System monitoring: "Are there any new contact form submissions from the past 24 hours across all products?" One question, one answer, across multiple databases.
Lessons Learned
Building MCP servers taught me several things:
Keep tools small and focused. Early on, I tried to build Swiss-army-knife tools that handled many operations through parameters. This confused the model. Small, single-purpose tools with clear descriptions work much better.
Write excellent tool descriptions. The model decides which tool to use based on the description. A vague description means the model will use the wrong tool or not use it at all. I spend as much time on descriptions as on implementation.
Error handling matters more than you think. When a tool fails, the model needs to understand why so it can try a different approach or ask the user for clarification. Returning "Error: something went wrong" is useless. Returning "Error: No documents found matching the filter {status: 'published', product: 'ClickAi'}" lets the model adjust its query.

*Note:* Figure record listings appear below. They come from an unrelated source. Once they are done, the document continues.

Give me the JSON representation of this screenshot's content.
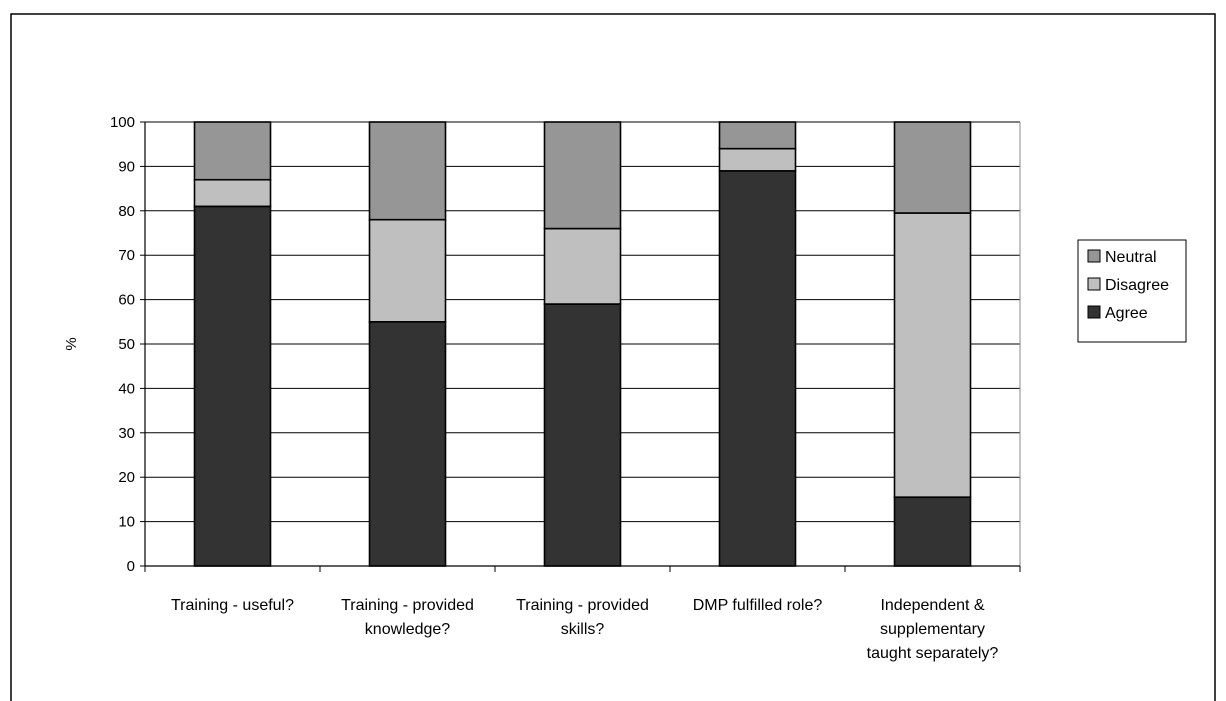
{
  "chart_data": {
    "type": "bar",
    "stacked": true,
    "title": "",
    "xlabel": "",
    "ylabel": "%",
    "ylim": [
      0,
      100
    ],
    "ytick_step": 10,
    "grid": true,
    "legend_position": "right",
    "categories": [
      [
        "Training - useful?"
      ],
      [
        "Training - provided",
        "knowledge?"
      ],
      [
        "Training - provided",
        "skills?"
      ],
      [
        "DMP fulfilled role?"
      ],
      [
        "Independent &",
        "supplementary",
        "taught separately?"
      ]
    ],
    "series": [
      {
        "name": "Agree",
        "color": "#333333",
        "values": [
          81,
          55,
          59,
          89,
          15.5
        ]
      },
      {
        "name": "Disagree",
        "color": "#bfbfbf",
        "values": [
          6,
          23,
          17,
          5,
          64
        ]
      },
      {
        "name": "Neutral",
        "color": "#969696",
        "values": [
          13,
          22,
          24,
          6,
          20.5
        ]
      }
    ],
    "legend_order": [
      "Neutral",
      "Disagree",
      "Agree"
    ]
  }
}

Security isn't optional. MCP servers can expose powerful capabilities. I enforce read-only access where possible, require explicit confirmation for destructive operations, and never expose credentials through MCP tools.
The Bigger Picture
MCP is still early, but I believe it represents a fundamental shift in how we build AI-powered tools. The old paradigm was: build an AI feature inside your product. The new paradigm is: expose your product as tools that AI can use.
For a solo founder managing multiple products, this shift changes everything. Instead of building AI features into each product individually, I build MCP servers that expose each product's capabilities, and then any AI model that supports MCP can work with all of them.
The bridge between AI and real-world systems is no longer a custom engineering project for each integration. It's a protocol. And that changes everything about what a small team, or a solo founder, can build.